This appeared in the defunt Jewish Home Magazine published by the OK in approimately 1995.
Sometimes, facets of our past come back to haunt us. Other times -- well, read on!
America of the 50s and 60s belonged to motherhood and apple pie. Families spent weekends mowing the lawn and watching Father Knows Best. Divorce was mentioned in whispers. Mothers stayed home and took care of the kids, while "daddies" went "off to work" and "put the bread on the table." Public school had a dress code; girls wore skirts and boys had short hair.
One evening my sister called me down to the basement. "You just have to see this!" she exclaimed, pointing to our black-and-white television. Ed Sullivan had brought in a new talent: four men with LONG hair (actually it was quite short, but compared to crew cuts…) were singing what seemed to be tuneless songs. The young girls, their hair ironed straight, were fainting from excitement.
We were amused. Was this the "new age" everyone was talking about? We saw it as only a passing fad. We didn't realize it at the time, but a wall was being breached and our society would never be quite the same.
The next few years saw big changes -- in me as well as in America. I began keeping kosher. I started keeping Shabbos. As America changed into pantsuits and bell-bottoms, I donned dresses and stockings. I switched from a public school to a Bais Yaakov, and found myself as far away from the Beatles and the society they represented as Yerushalayim is from Greenwich Village.
But I will forever be grateful to the Beatles for how they have helped me in my daily life.
It happened several years ago when an ominous letter turned up in my mailbox. The Jerusalem Municipality was threatening to take us to court if we did not pay our back taxes. Somehow, however, the city’s computer had erred, and the amount we supposedly owed had quadrupled.
Determined to take the bull by the horns I set off for City Hall, armed with all the documents at my disposal, a sefer Tehillim, and a box of tissues (even the most hardened bureaucrat will often melt at the sight of a woman in tears!).
I was sent from one desk to another until, several hours later, I was waiting to meet the head of the entire tax department. Now I would be facing the real test. I took out my Tehillim and davened with almost as much kavana as I had on Kol Nidrei night.
Mr. VIP was apparently at his worst today. It was hot and sticky, and the municipality was not yet air-conditioned. As I sat impatiently waiting my turn, I watched one person after another walk out of Mr. VIP’s cubicle looking miserable. Some were even crying.
My davening became more intense.
When I entered the cubicle, I found Mr. VIP angrily eyeing the phone as a recording told him to “please await his turn.” I felt that now was the time to soften him up with a little joke.

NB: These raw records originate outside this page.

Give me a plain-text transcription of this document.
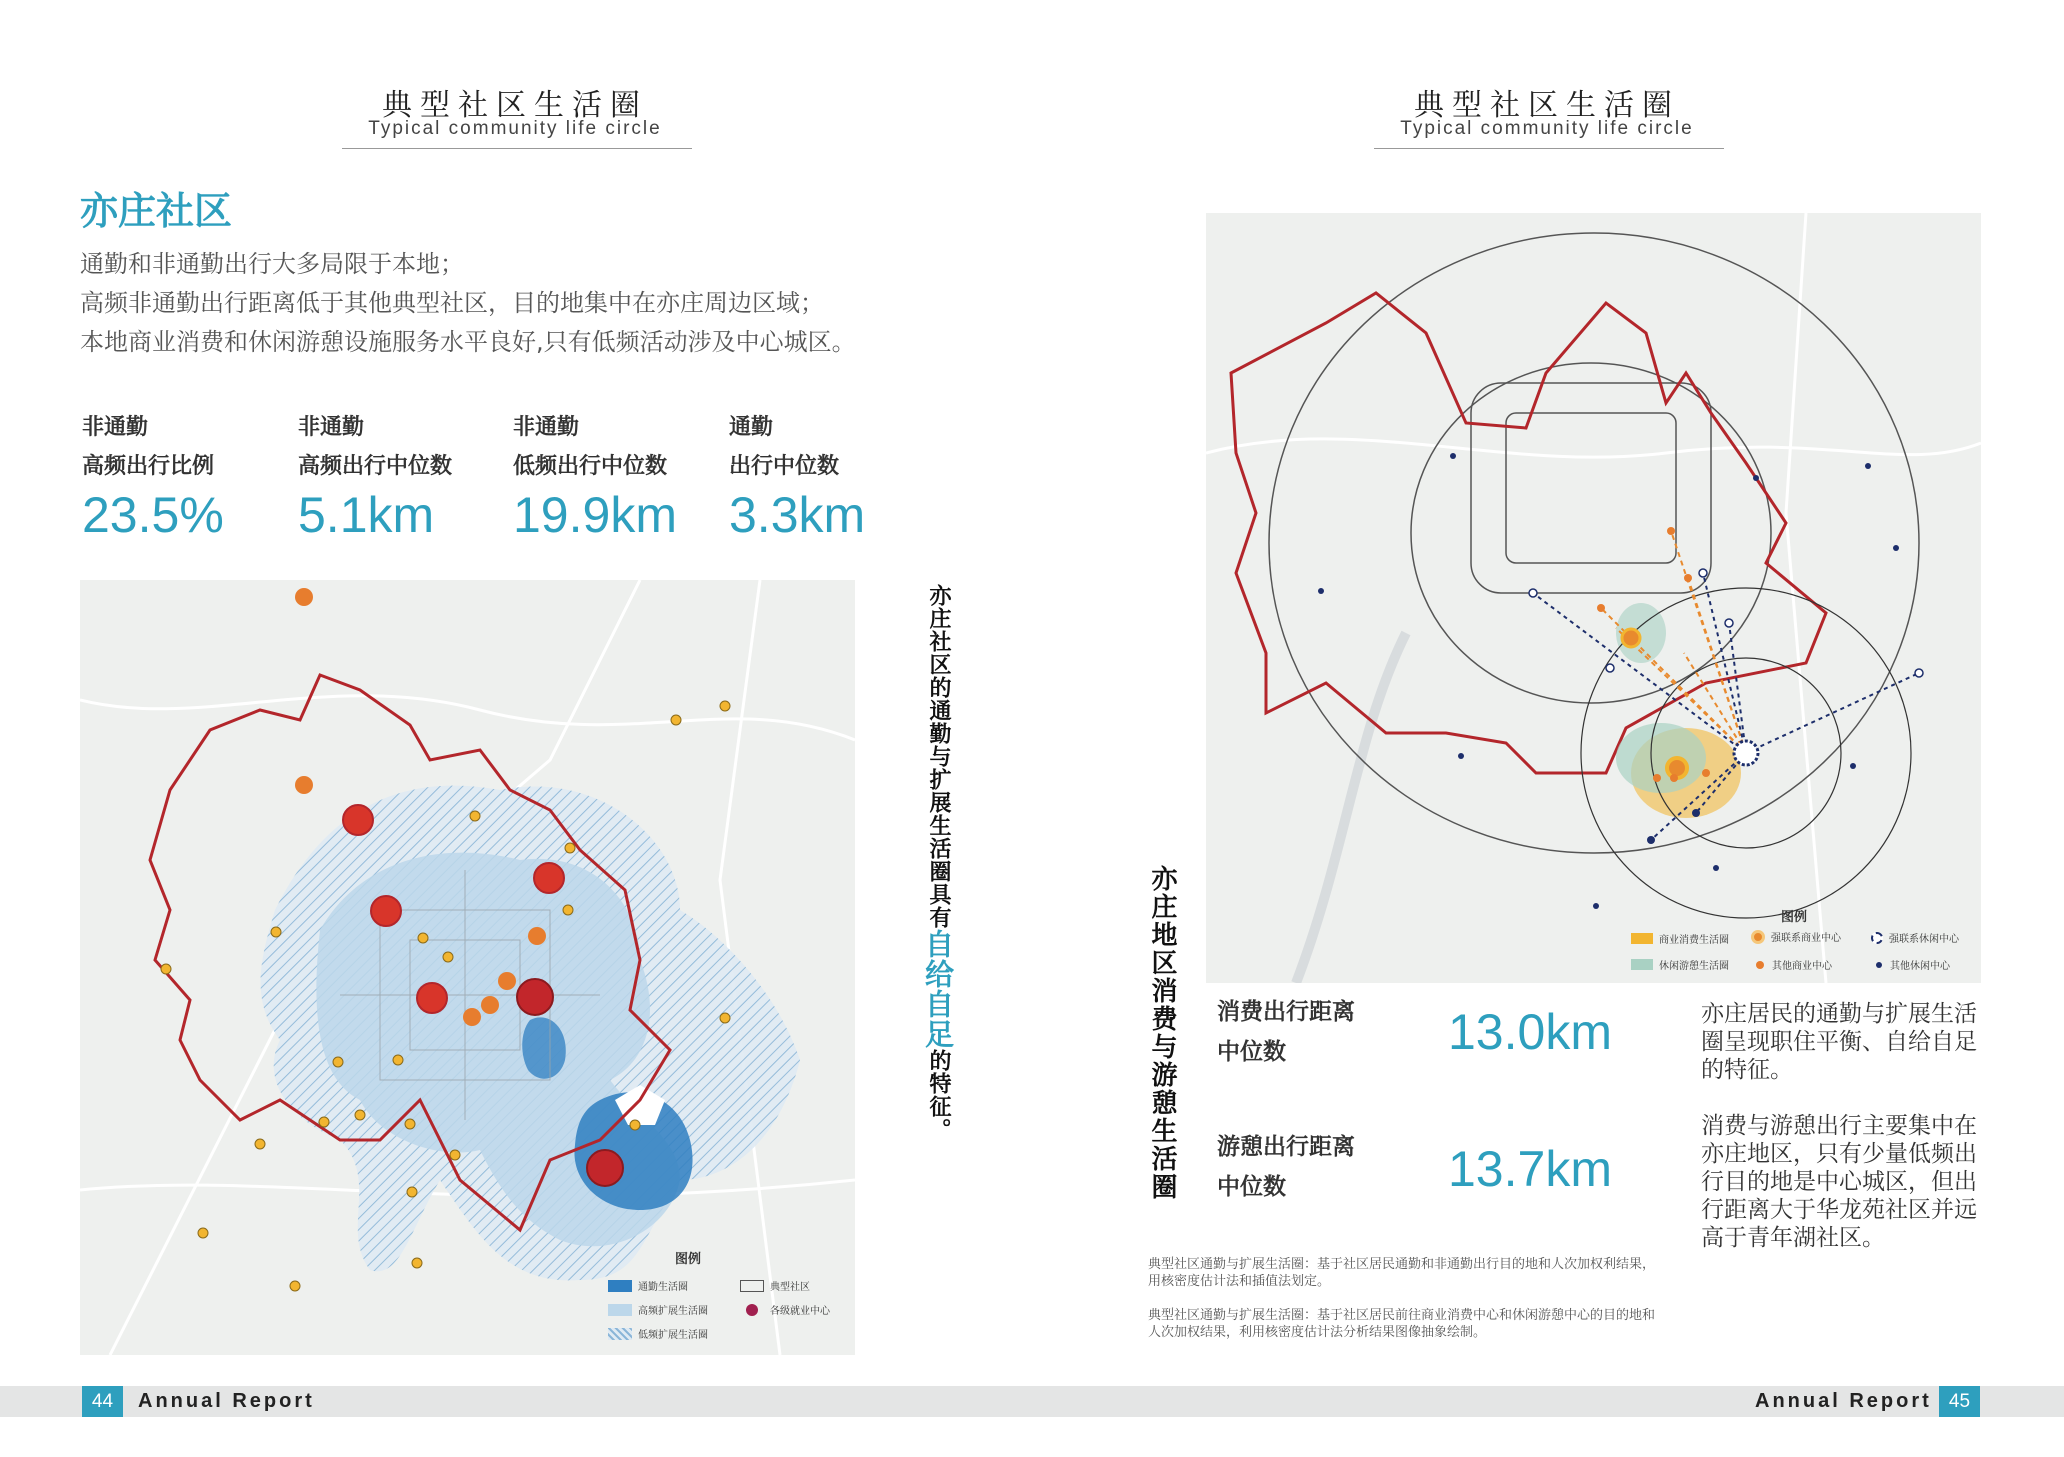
典型社区生活圈
Typical community life circle
亦庄社区

通勤和非通勤出行大多局限于本地；

高频非通勤出行距离低于其他典型社区，目的地集中在亦庄周边区域；

本地商业消费和休闲游憩设施服务水平良好,只有低频活动涉及中心城区。

非通勤
高频出行比例
23.5%
非通勤
高频出行中位数
5.1km
非通勤
低频出行中位数
19.9km
通勤
出行中位数
3.3km
图例
通勤生活圈	典型社区
高频扩展生活圈	各级就业中心
低频扩展生活圈
亦庄社区的通勤与扩展生活圈具有自给自足的特征。
44	Annual Report
典型社区生活圈
Typical community life circle
图例
商业消费生活圈	强联系商业中心	强联系休闲中心
休闲游憩生活圈	其他商业中心	其他休闲中心
亦庄地区消费与游憩生活圈 消费出行距离
中位数	13.0km
游憩出行距离
中位数	13.7km
亦庄居民的通勤与扩展生活圈呈现职住平衡、自给自足的特征。
消费与游憩出行主要集中在亦庄地区，只有少量低频出行目的地是中心城区，但出行距离大于华龙苑社区并远高于青年湖社区。
典型社区通勤与扩展生活圈：基于社区居民通勤和非通勤出行目的地和人次加权利结果，用核密度估计法和插值法划定。
典型社区通勤与扩展生活圈：基于社区居民前往商业消费中心和休闲游憩中心的目的地和人次加权结果，利用核密度估计法分析结果图像抽象绘制。
Annual Report 45
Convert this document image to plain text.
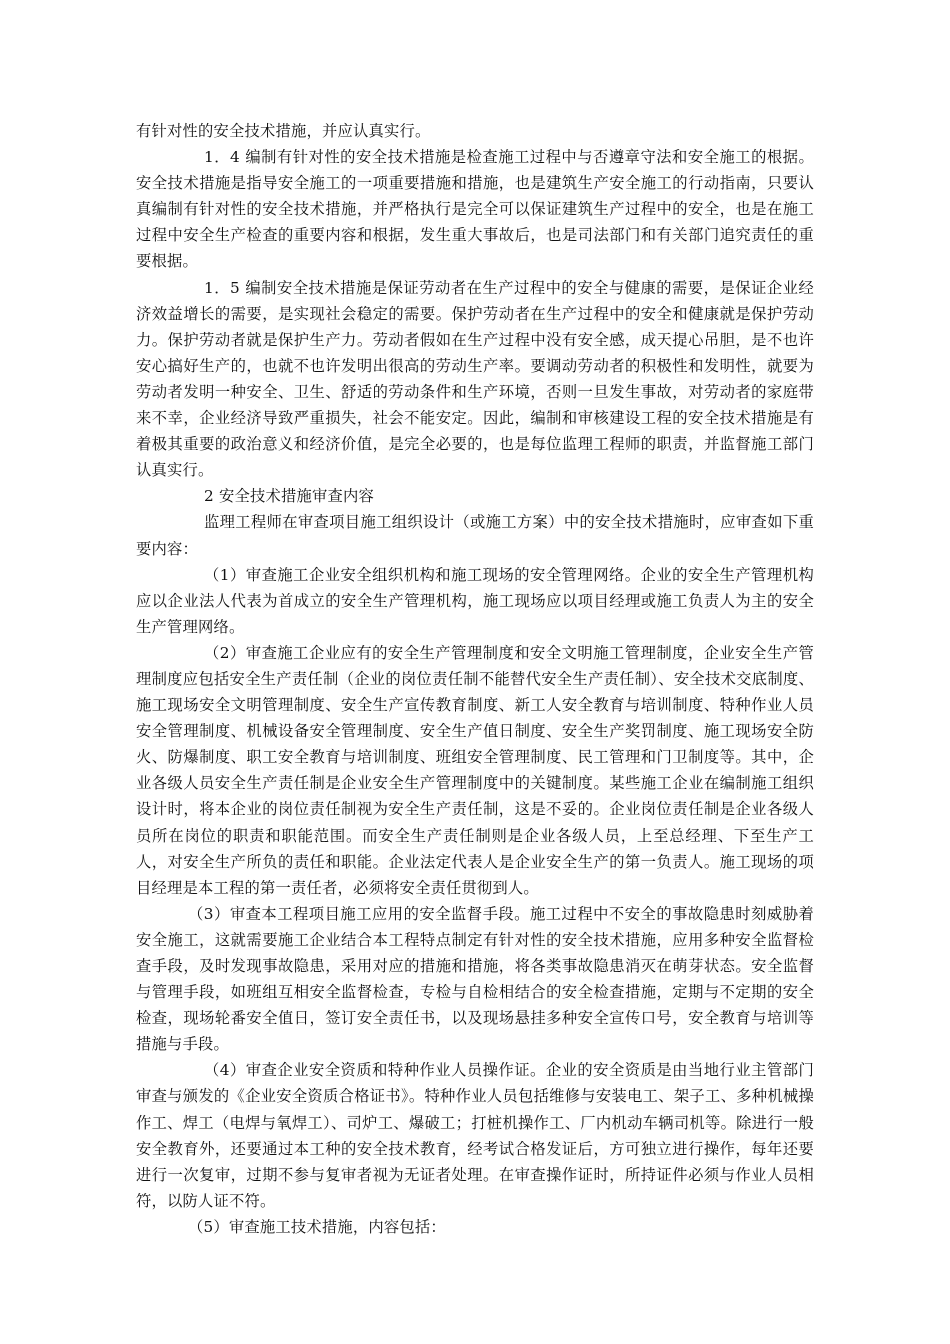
有针对性的安全技术措施，并应认真实行。

1．4 编制有针对性的安全技术措施是检查施工过程中与否遵章守法和安全施工的根据。安全技术措施是指导安全施工的一项重要措施和措施，也是建筑生产安全施工的行动指南，只要认真编制有针对性的安全技术措施，并严格执行是完全可以保证建筑生产过程中的安全，也是在施工过程中安全生产检查的重要内容和根据，发生重大事故后，也是司法部门和有关部门追究责任的重要根据。

1．5 编制安全技术措施是保证劳动者在生产过程中的安全与健康的需要，是保证企业经济效益增长的需要，是实现社会稳定的需要。保护劳动者在生产过程中的安全和健康就是保护劳动力。保护劳动者就是保护生产力。劳动者假如在生产过程中没有安全感，成天提心吊胆，是不也许安心搞好生产的，也就不也许发明出很高的劳动生产率。要调动劳动者的积极性和发明性，就要为劳动者发明一种安全、卫生、舒适的劳动条件和生产环境，否则一旦发生事故，对劳动者的家庭带来不幸，企业经济导致严重损失，社会不能安定。因此，编制和审核建设工程的安全技术措施是有着极其重要的政治意义和经济价值，是完全必要的，也是每位监理工程师的职责，并监督施工部门认真实行。

2 安全技术措施审查内容

监理工程师在审查项目施工组织设计（或施工方案）中的安全技术措施时，应审查如下重要内容：

（1）审查施工企业安全组织机构和施工现场的安全管理网络。企业的安全生产管理机构应以企业法人代表为首成立的安全生产管理机构，施工现场应以项目经理或施工负责人为主的安全生产管理网络。

（2）审查施工企业应有的安全生产管理制度和安全文明施工管理制度，企业安全生产管理制度应包括安全生产责任制（企业的岗位责任制不能替代安全生产责任制）、安全技术交底制度、施工现场安全文明管理制度、安全生产宣传教育制度、新工人安全教育与培训制度、特种作业人员安全管理制度、机械设备安全管理制度、安全生产值日制度、安全生产奖罚制度、施工现场安全防火、防爆制度、职工安全教育与培训制度、班组安全管理制度、民工管理和门卫制度等。其中，企业各级人员安全生产责任制是企业安全生产管理制度中的关键制度。某些施工企业在编制施工组织设计时，将本企业的岗位责任制视为安全生产责任制，这是不妥的。企业岗位责任制是企业各级人员所在岗位的职责和职能范围。而安全生产责任制则是企业各级人员，上至总经理、下至生产工人，对安全生产所负的责任和职能。企业法定代表人是企业安全生产的第一负责人。施工现场的项目经理是本工程的第一责任者，必须将安全责任贯彻到人。

（3）审查本工程项目施工应用的安全监督手段。施工过程中不安全的事故隐患时刻威胁着安全施工，这就需要施工企业结合本工程特点制定有针对性的安全技术措施，应用多种安全监督检查手段，及时发现事故隐患，采用对应的措施和措施，将各类事故隐患消灭在萌芽状态。安全监督与管理手段，如班组互相安全监督检查，专检与自检相结合的安全检查措施，定期与不定期的安全检查，现场轮番安全值日，签订安全责任书，以及现场悬挂多种安全宣传口号，安全教育与培训等措施与手段。

（4）审查企业安全资质和特种作业人员操作证。企业的安全资质是由当地行业主管部门审查与颁发的《企业安全资质合格证书》。特种作业人员包括维修与安装电工、架子工、多种机械操作工、焊工（电焊与氧焊工）、司炉工、爆破工；打桩机操作工、厂内机动车辆司机等。除进行一般安全教育外，还要通过本工种的安全技术教育，经考试合格发证后，方可独立进行操作，每年还要进行一次复审，过期不参与复审者视为无证者处理。在审查操作证时，所持证件必须与作业人员相符，以防人证不符。

（5）审查施工技术措施，内容包括：
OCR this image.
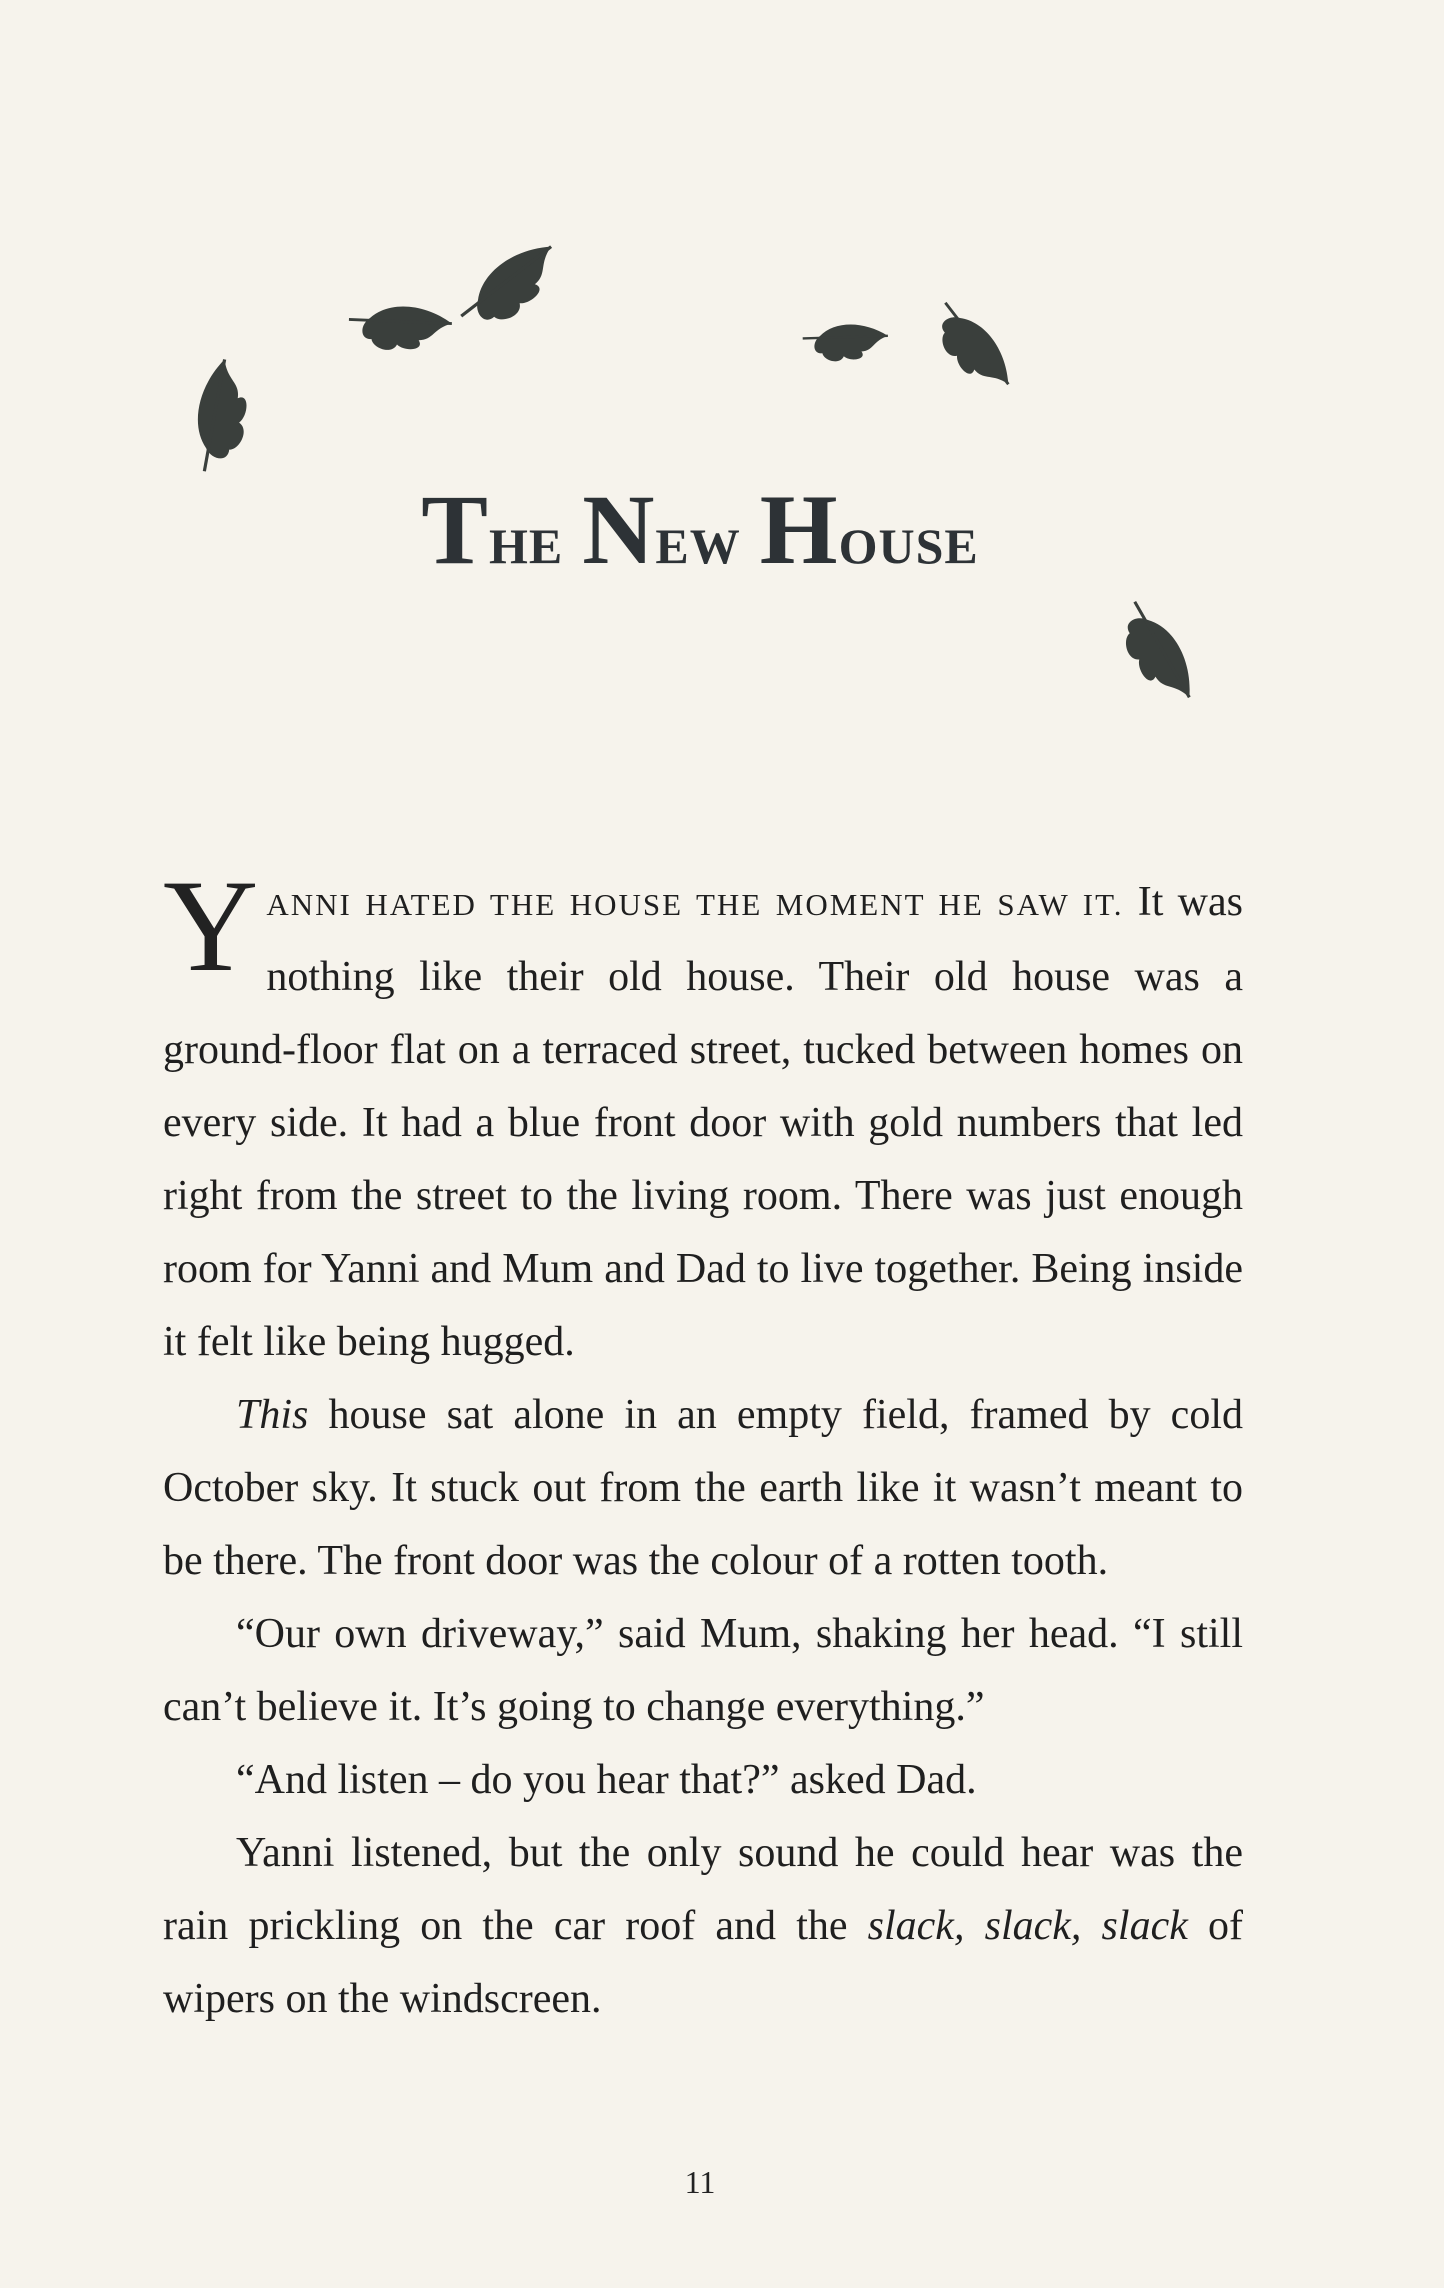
The New House

YANNI HATED THE HOUSE THE MOMENT HE SAW IT. It was nothing like their old house. Their old house was a ground-floor flat on a terraced street, tucked between homes on every side. It had a blue front door with gold numbers that led right from the street to the living room. There was just enough room for Yanni and Mum and Dad to live together. Being inside it felt like being hugged.

This house sat alone in an empty field, framed by cold October sky. It stuck out from the earth like it wasn’t meant to be there. The front door was the colour of a rotten tooth.

“Our own driveway,” said Mum, shaking her head. “I still can’t believe it. It’s going to change everything.”

“And listen – do you hear that?” asked Dad.

Yanni listened, but the only sound he could hear was the rain prickling on the car roof and the slack, slack, slack of wipers on the windscreen.

11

When Bezeq, Israel’s telephone company, first computerized its service, the phrase "please await your turn" was said between the music of The Beatles’ classic song, “Yesterday.” “Yesterday / All my troubles seem so far away / Now it looks as though they’re here to stay / Oh, I believe in yesterday.”
Every time I heard Bezeq laud yesteryear in the face of its tentative embrace of new technology, I would laugh at the little joke being played on the innocent Israeli public. Although no one else seemed to catch the humor of the song in this particular setting, for some reason I thought that Mr. VIP would.
When I shared my little joke, Mr. VIP stared at me in shock. “YOU know about The Beatles?” he asked, incredulous.
After nearly thirty years living in a cloistered Yerushalayim setting, I did not look like your average Beatles fan. “Where in the world did YOU hear of the Beatles?” he asked.
Mr. VIP began praising his favorite group. He equated the Beatles with everything positive in the world. His eyes sparkled with idealism as he passionately spoke about their contribution to society.
A few months earlier, I had visited my father in California. Leafing through a magazine, I read an article entitled “The Beatles and Israel.” Now, enough Beatles trivia rolled off the tip of my tongue to wow the bureaucrat. He was flabbergasted.
At the end of our conversation, he smiled and said, “Don’t worry about the error; it will be taken care of. And if you are ever in need of help again, just call me and remind me that you are the chareidi Beatles fan.”
I left City Hall with a heavier bank account and a lighter heart … and a tremendous debt to a group of long-haired Englishmen.